There is mounting evidence that the neuropeptide oxytocin is a possible candidate for the treatment of drug addiction. Oxytocin was shown to reduce methamphetamine self-administration, conditioned place-preference, hyperactivity and reinstatement in rodents, highlighting its potential for the management of methamphetamine addiction. Thus, we hypothesised that the central endogenous oxytocinergic system is dysregulated following chronic methamphetamine administration. We tested this hypothesis by examining the effect of chronic methamphetamine administration on oxytocin receptor density in mice brains with the use of quantitative receptor autoradiographic binding. Saline (4ml/kg/day, i.p.) or methamphetamine (1mg/kg/day, i.p.) was administered daily for 10 days to male, CD1 mice. Quantitative autoradiographic mapping of oxytocin receptors was carried out with the use of [(125)I]-vasotocin in brain sections of these animals. Chronic methamphetamine administration induced a region specific upregulation of oxytocin receptor density in the amygdala and hypothalamus, but not in the nucleus accumbens and caudate putamen. As there is evidence suggesting an involvement of central adenosine A2A receptors on central endogenous oxytocinergic function, we investigated whether these methamphetamine-induced oxytocinergic neuroadaptations are mediated via an A2A receptor-dependent mechanism. To test this hypothesis, autoradiographic oxytocin receptor binding was carried out in brain sections of male CD1 mice lacking A2A receptors which were chronically treated with methamphetamine (1mg/kg/day, i.p. for 10 days) or saline. Similar to wild-type animals, chronic methamphetamine administration induced a region-specific upregulation of oxytocin receptor binding in the amygdala and hypothalamus of A2A receptor knockout mice and no genotype effect was observed. These results indicate that chronic methamphetamine use can induce profound neuroadaptations of the oxytocinergic receptor system in brain regions associated with stress, emotionality and social bonding and that these neuroadaptations are independent on the presence of A2A receptors. These results may at least partly explain some of the behavioural consequences of chronic methamphetamine use.

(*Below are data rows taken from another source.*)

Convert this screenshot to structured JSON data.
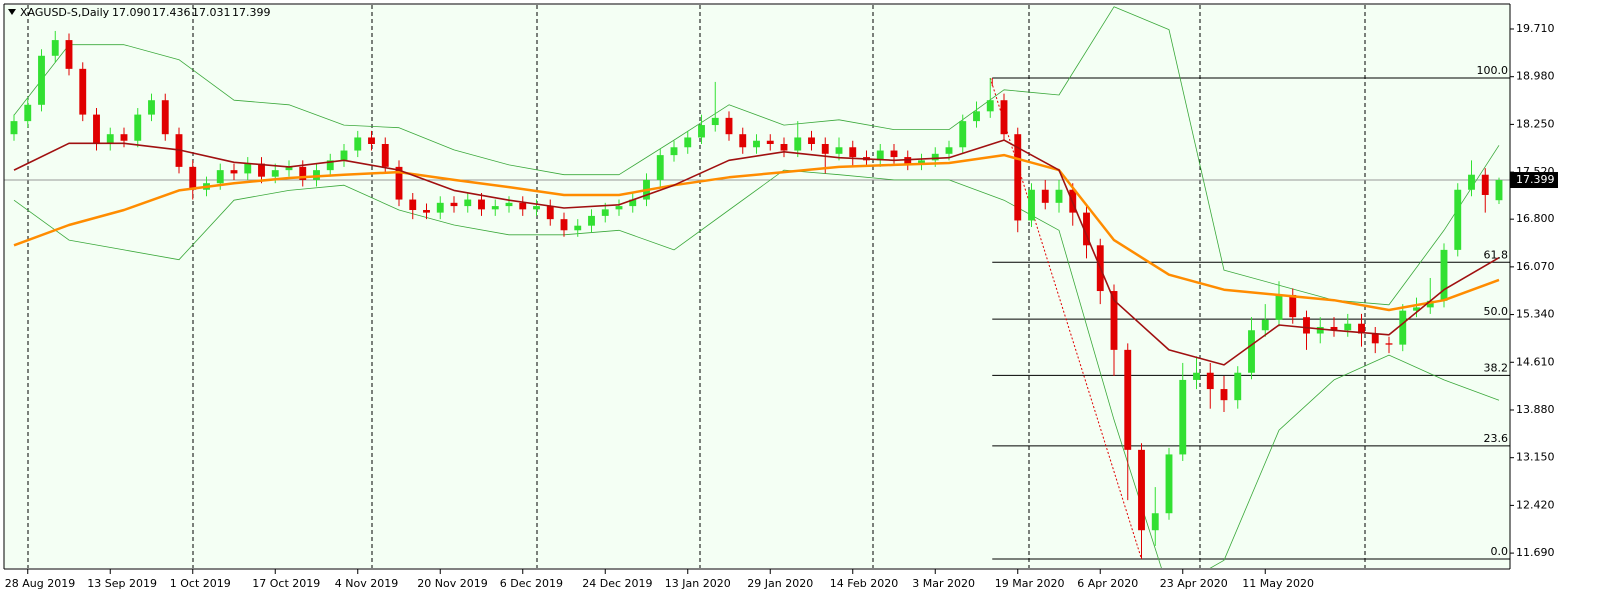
{
  "chart_data": {
    "type": "candlestick",
    "header": {
      "symbol": "XAGUSD-S,Daily",
      "ohlc": [
        "17.090",
        "17.436",
        "17.031",
        "17.399"
      ]
    },
    "categories": [
      null,
      "28 Aug 2019",
      null,
      null,
      null,
      null,
      null,
      "13 Sep 2019",
      null,
      null,
      null,
      null,
      null,
      "1 Oct 2019",
      null,
      null,
      null,
      null,
      null,
      "17 Oct 2019",
      null,
      null,
      null,
      null,
      null,
      "4 Nov 2019",
      null,
      null,
      null,
      null,
      null,
      "20 Nov 2019",
      null,
      null,
      null,
      null,
      null,
      "6 Dec 2019",
      null,
      null,
      null,
      null,
      null,
      "24 Dec 2019",
      null,
      null,
      null,
      null,
      null,
      "13 Jan 2020",
      null,
      null,
      null,
      null,
      null,
      "29 Jan 2020",
      null,
      null,
      null,
      null,
      null,
      "14 Feb 2020",
      null,
      null,
      null,
      null,
      null,
      "3 Mar 2020",
      null,
      null,
      null,
      null,
      null,
      "19 Mar 2020",
      null,
      null,
      null,
      null,
      null,
      "6 Apr 2020",
      null,
      null,
      null,
      null,
      null,
      "23 Apr 2020",
      null,
      null,
      null,
      null,
      null,
      "11 May 2020",
      null,
      null,
      null,
      null,
      null,
      null,
      null,
      null,
      null,
      null,
      null,
      null,
      null,
      null,
      null,
      null,
      null
    ],
    "candles": {
      "open": [
        18.1,
        18.3,
        18.55,
        19.3,
        19.54,
        19.1,
        18.4,
        17.95,
        18.1,
        18.0,
        18.4,
        18.62,
        18.1,
        17.6,
        17.25,
        17.35,
        17.55,
        17.5,
        17.65,
        17.45,
        17.55,
        17.6,
        17.4,
        17.55,
        17.7,
        17.85,
        18.05,
        17.95,
        17.6,
        17.1,
        16.94,
        16.9,
        17.05,
        17.0,
        17.1,
        16.95,
        17.0,
        17.05,
        16.95,
        17.0,
        16.8,
        16.63,
        16.7,
        16.85,
        16.95,
        17.0,
        17.1,
        17.4,
        17.78,
        17.9,
        18.05,
        18.24,
        18.35,
        18.1,
        17.9,
        18.0,
        17.95,
        17.85,
        18.05,
        17.95,
        17.8,
        17.9,
        17.75,
        17.7,
        17.85,
        17.75,
        17.65,
        17.7,
        17.8,
        17.9,
        18.3,
        18.45,
        18.62,
        18.1,
        16.78,
        17.25,
        17.05,
        17.25,
        16.9,
        16.4,
        15.7,
        14.8,
        13.27,
        12.04,
        12.3,
        13.2,
        14.34,
        14.45,
        14.2,
        14.03,
        14.45,
        15.1,
        15.26,
        15.64,
        15.3,
        15.05,
        15.15,
        15.1,
        15.2,
        15.05,
        14.9,
        14.88,
        15.4,
        15.45,
        15.55,
        16.33,
        17.25,
        17.48,
        17.09
      ],
      "high": [
        18.4,
        18.65,
        19.4,
        19.68,
        19.64,
        19.2,
        18.5,
        18.2,
        18.2,
        18.5,
        18.72,
        18.72,
        18.2,
        17.7,
        17.45,
        17.65,
        17.65,
        17.75,
        17.75,
        17.65,
        17.7,
        17.7,
        17.65,
        17.8,
        17.95,
        18.15,
        18.15,
        18.05,
        17.7,
        17.2,
        17.04,
        17.15,
        17.15,
        17.2,
        17.2,
        17.1,
        17.15,
        17.15,
        17.1,
        17.1,
        16.9,
        16.8,
        16.95,
        17.05,
        17.1,
        17.2,
        17.5,
        17.88,
        18.0,
        18.15,
        18.4,
        18.9,
        18.45,
        18.2,
        18.1,
        18.1,
        18.05,
        18.3,
        18.15,
        18.05,
        18.05,
        18.0,
        17.85,
        17.95,
        17.95,
        17.85,
        17.8,
        17.9,
        18.0,
        18.4,
        18.6,
        18.96,
        18.72,
        18.2,
        17.35,
        17.4,
        17.4,
        17.35,
        17.0,
        16.5,
        15.8,
        14.9,
        13.37,
        12.7,
        13.3,
        14.6,
        14.7,
        14.6,
        14.4,
        14.55,
        15.3,
        15.5,
        15.85,
        15.74,
        15.4,
        15.3,
        15.3,
        15.35,
        15.35,
        15.15,
        15.0,
        15.5,
        15.6,
        15.9,
        16.43,
        17.35,
        17.7,
        17.58,
        17.436
      ],
      "low": [
        18.0,
        18.2,
        18.45,
        19.2,
        19.0,
        18.3,
        17.85,
        17.85,
        17.9,
        17.9,
        18.3,
        18.0,
        17.5,
        17.1,
        17.15,
        17.25,
        17.4,
        17.4,
        17.35,
        17.35,
        17.45,
        17.3,
        17.3,
        17.45,
        17.6,
        17.75,
        17.85,
        17.5,
        17.0,
        16.8,
        16.8,
        16.8,
        16.9,
        16.9,
        16.85,
        16.85,
        16.9,
        16.85,
        16.85,
        16.7,
        16.53,
        16.53,
        16.6,
        16.75,
        16.85,
        16.9,
        17.0,
        17.3,
        17.68,
        17.8,
        17.95,
        18.14,
        18.0,
        17.8,
        17.8,
        17.85,
        17.75,
        17.75,
        17.85,
        17.5,
        17.7,
        17.6,
        17.6,
        17.6,
        17.65,
        17.55,
        17.55,
        17.6,
        17.7,
        17.8,
        18.2,
        18.35,
        18.0,
        16.6,
        16.68,
        16.95,
        16.9,
        16.7,
        16.2,
        15.5,
        14.4,
        12.5,
        11.6,
        11.8,
        12.2,
        13.1,
        14.2,
        13.9,
        13.85,
        13.9,
        14.35,
        15.0,
        15.16,
        15.2,
        14.8,
        14.9,
        15.0,
        15.0,
        14.85,
        14.75,
        14.75,
        14.78,
        15.3,
        15.35,
        15.45,
        16.23,
        17.15,
        16.9,
        17.031
      ],
      "close": [
        18.3,
        18.55,
        19.3,
        19.54,
        19.1,
        18.4,
        17.95,
        18.1,
        18.0,
        18.4,
        18.62,
        18.1,
        17.6,
        17.25,
        17.35,
        17.55,
        17.5,
        17.65,
        17.45,
        17.55,
        17.6,
        17.4,
        17.55,
        17.7,
        17.85,
        18.05,
        17.95,
        17.6,
        17.1,
        16.94,
        16.9,
        17.05,
        17.0,
        17.1,
        16.95,
        17.0,
        17.05,
        16.95,
        17.0,
        16.8,
        16.63,
        16.7,
        16.85,
        16.95,
        17.0,
        17.1,
        17.4,
        17.78,
        17.9,
        18.05,
        18.24,
        18.35,
        18.1,
        17.9,
        18.0,
        17.95,
        17.85,
        18.05,
        17.95,
        17.8,
        17.9,
        17.75,
        17.7,
        17.85,
        17.75,
        17.65,
        17.7,
        17.8,
        17.9,
        18.3,
        18.45,
        18.62,
        18.1,
        16.78,
        17.25,
        17.05,
        17.25,
        16.9,
        16.4,
        15.7,
        14.8,
        13.27,
        12.04,
        12.3,
        13.2,
        14.34,
        14.45,
        14.2,
        14.03,
        14.45,
        15.1,
        15.26,
        15.64,
        15.3,
        15.05,
        15.15,
        15.1,
        15.2,
        15.05,
        14.9,
        14.88,
        15.4,
        15.45,
        15.55,
        16.33,
        17.25,
        17.48,
        17.17,
        17.399
      ],
      "up_color": "#32e032",
      "down_color": "#e00000"
    },
    "indicators": [
      {
        "color": "#3aa83a",
        "width": 0.8,
        "x": [
          0,
          4,
          8,
          12,
          16,
          20,
          24,
          28,
          32,
          36,
          40,
          44,
          48,
          52,
          56,
          60,
          64,
          68,
          72,
          76,
          80,
          84,
          88,
          92,
          96,
          100,
          104,
          108
        ],
        "values": [
          18.39,
          19.47,
          19.47,
          19.24,
          18.62,
          18.55,
          18.24,
          18.2,
          17.86,
          17.63,
          17.48,
          17.48,
          18.01,
          18.55,
          18.24,
          18.32,
          18.17,
          18.17,
          18.78,
          18.7,
          20.05,
          19.7,
          16.02,
          15.79,
          15.56,
          15.49,
          16.63,
          17.93
        ]
      },
      {
        "color": "#3aa83a",
        "width": 0.8,
        "x": [
          0,
          4,
          8,
          12,
          16,
          20,
          24,
          28,
          32,
          36,
          40,
          44,
          48,
          52,
          56,
          60,
          64,
          68,
          72,
          76,
          80,
          84,
          88,
          92,
          96,
          100,
          104,
          108
        ],
        "values": [
          17.09,
          16.48,
          16.33,
          16.18,
          17.09,
          17.24,
          17.32,
          16.94,
          16.71,
          16.56,
          16.56,
          16.63,
          16.33,
          16.94,
          17.55,
          17.48,
          17.4,
          17.4,
          17.09,
          16.63,
          13.73,
          11.1,
          11.58,
          13.57,
          14.34,
          14.72,
          14.34,
          14.03
        ]
      },
      {
        "color": "#ff8c00",
        "width": 2.5,
        "x": [
          0,
          4,
          8,
          12,
          16,
          20,
          24,
          28,
          32,
          36,
          40,
          44,
          48,
          52,
          56,
          60,
          64,
          68,
          72,
          76,
          80,
          84,
          88,
          92,
          96,
          100,
          104,
          108
        ],
        "values": [
          16.4,
          16.71,
          16.94,
          17.24,
          17.35,
          17.43,
          17.48,
          17.52,
          17.4,
          17.29,
          17.17,
          17.17,
          17.32,
          17.44,
          17.52,
          17.6,
          17.63,
          17.66,
          17.78,
          17.55,
          16.48,
          15.95,
          15.72,
          15.64,
          15.56,
          15.41,
          15.56,
          15.87
        ]
      },
      {
        "color": "#a01010",
        "width": 1.6,
        "x": [
          0,
          4,
          8,
          12,
          16,
          20,
          24,
          28,
          32,
          36,
          40,
          44,
          48,
          52,
          56,
          60,
          64,
          68,
          72,
          76,
          80,
          84,
          88,
          92,
          96,
          100,
          104,
          108
        ],
        "values": [
          17.55,
          17.96,
          17.96,
          17.86,
          17.67,
          17.6,
          17.7,
          17.55,
          17.24,
          17.09,
          16.97,
          17.02,
          17.32,
          17.7,
          17.83,
          17.74,
          17.7,
          17.74,
          18.01,
          17.55,
          15.56,
          14.8,
          14.57,
          15.18,
          15.1,
          15.03,
          15.72,
          16.21
        ]
      }
    ],
    "fibonacci": [
      {
        "label": "100.0",
        "price": 18.96
      },
      {
        "label": "61.8",
        "price": 16.14
      },
      {
        "label": "50.0",
        "price": 15.27
      },
      {
        "label": "38.2",
        "price": 14.41
      },
      {
        "label": "23.6",
        "price": 13.33
      },
      {
        "label": "0.0",
        "price": 11.6
      }
    ],
    "last_price": {
      "value": 17.399,
      "label": "17.399"
    },
    "ylim": [
      11.462,
      20.077
    ],
    "yticks": [
      {
        "value": 19.71,
        "label": "19.710"
      },
      {
        "value": 18.98,
        "label": "18.980"
      },
      {
        "value": 18.25,
        "label": "18.250"
      },
      {
        "value": 17.52,
        "label": "17.520"
      },
      {
        "value": 16.8,
        "label": "16.800"
      },
      {
        "value": 16.07,
        "label": "16.070"
      },
      {
        "value": 15.34,
        "label": "15.340"
      },
      {
        "value": 14.61,
        "label": "14.610"
      },
      {
        "value": 13.88,
        "label": "13.880"
      },
      {
        "value": 13.15,
        "label": "13.150"
      },
      {
        "value": 12.42,
        "label": "12.420"
      },
      {
        "value": 11.69,
        "label": "11.690"
      }
    ]
  }
}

The oxytocin analogue carbetocin prevents emotional impairment and stress-induced reinstatement of opioid-seeking in morphine-abstinent mice.

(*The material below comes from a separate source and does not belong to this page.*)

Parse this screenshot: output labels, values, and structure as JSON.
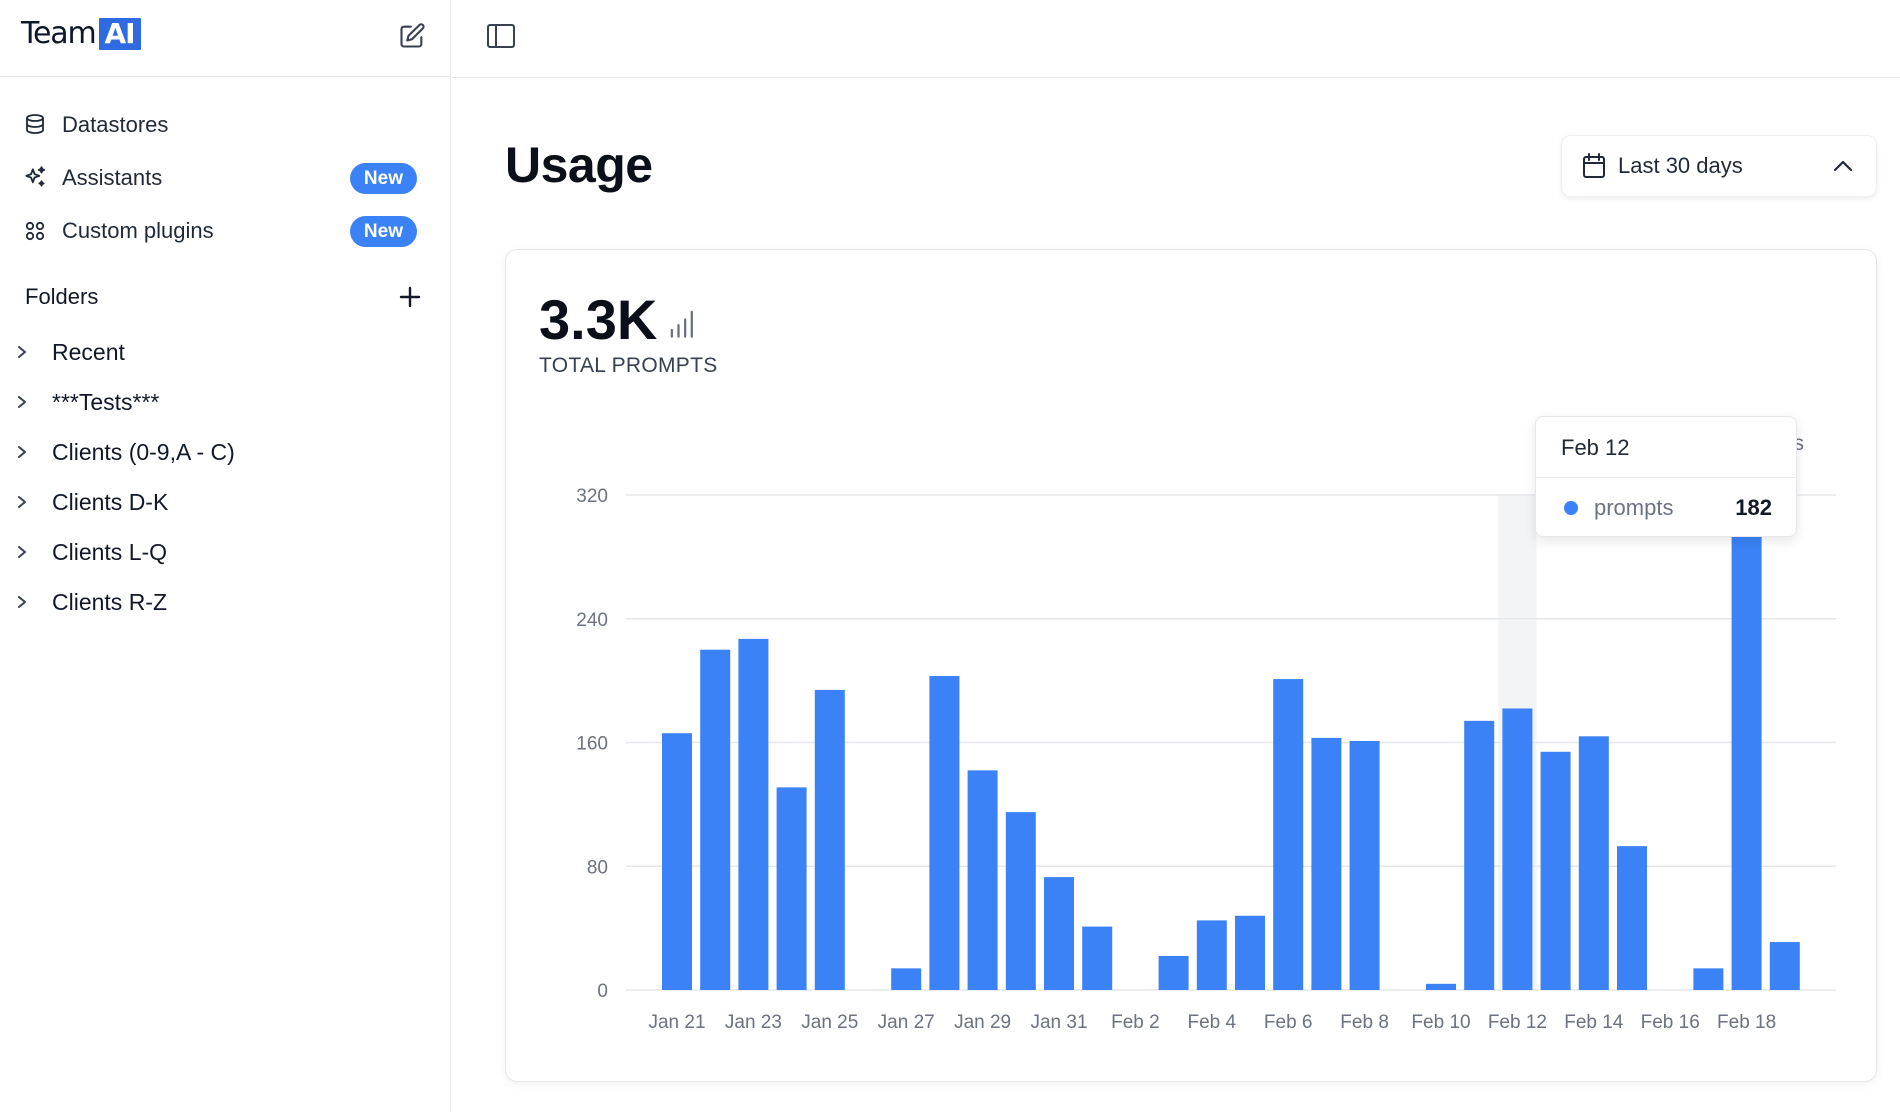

The main challenge in treating opioid addicts is to maintain abstinence due to the affective consequences associated with withdrawal which may trigger relapse. Emerging evidence suggests a role of the neurohypophysial peptide oxytocin (OT) in the modulation of mood disorders as well as drug addiction. However, its involvement in the emotional consequences of drug abstinence remains unclear. We investigated the effect of 7-day opioid abstinence on the oxytocinergic system and assessed the effect of the OT analogue carbetocin (CBT) on the emotional consequences of opioid abstinence, as well as relapse. Male C57BL/6J mice were treated with a chronic escalating-dose morphine regimen (20-100 mg/kg/day, i.p.). Seven days withdrawal from this administration paradigm induced a decrease of hypothalamic OT levels and a concomitant increase of oxytocin receptor (OTR) binding in the lateral septum and amygdala. Although no physical withdrawal symptoms or alterations in the plasma corticosterone levels were observed after 7 days of abstinence, mice exhibited increased anxiety-like and depressive-like behaviors and impaired sociability. CBT (6.4 mg/kg, i.p.) attenuated the observed negative emotional consequences of opioid withdrawal. Furthermore, in the conditioned place preference paradigm with 10 mg/kg morphine conditioning, CBT (6.4 mg/kg, i.p.) was able to prevent the stress-induced reinstatement to morphine-seeking following extinction. Overall, our results suggest that alterations of the oxytocinergic system contribute to the mechanisms underlying anxiety, depression, and social deficits observed during opioid abstinence. This study also highlights the oxytocinergic system as a target for developing pharmacotherapy for the treatment of emotional impairment associated with abstinence and thereby prevention of relapse.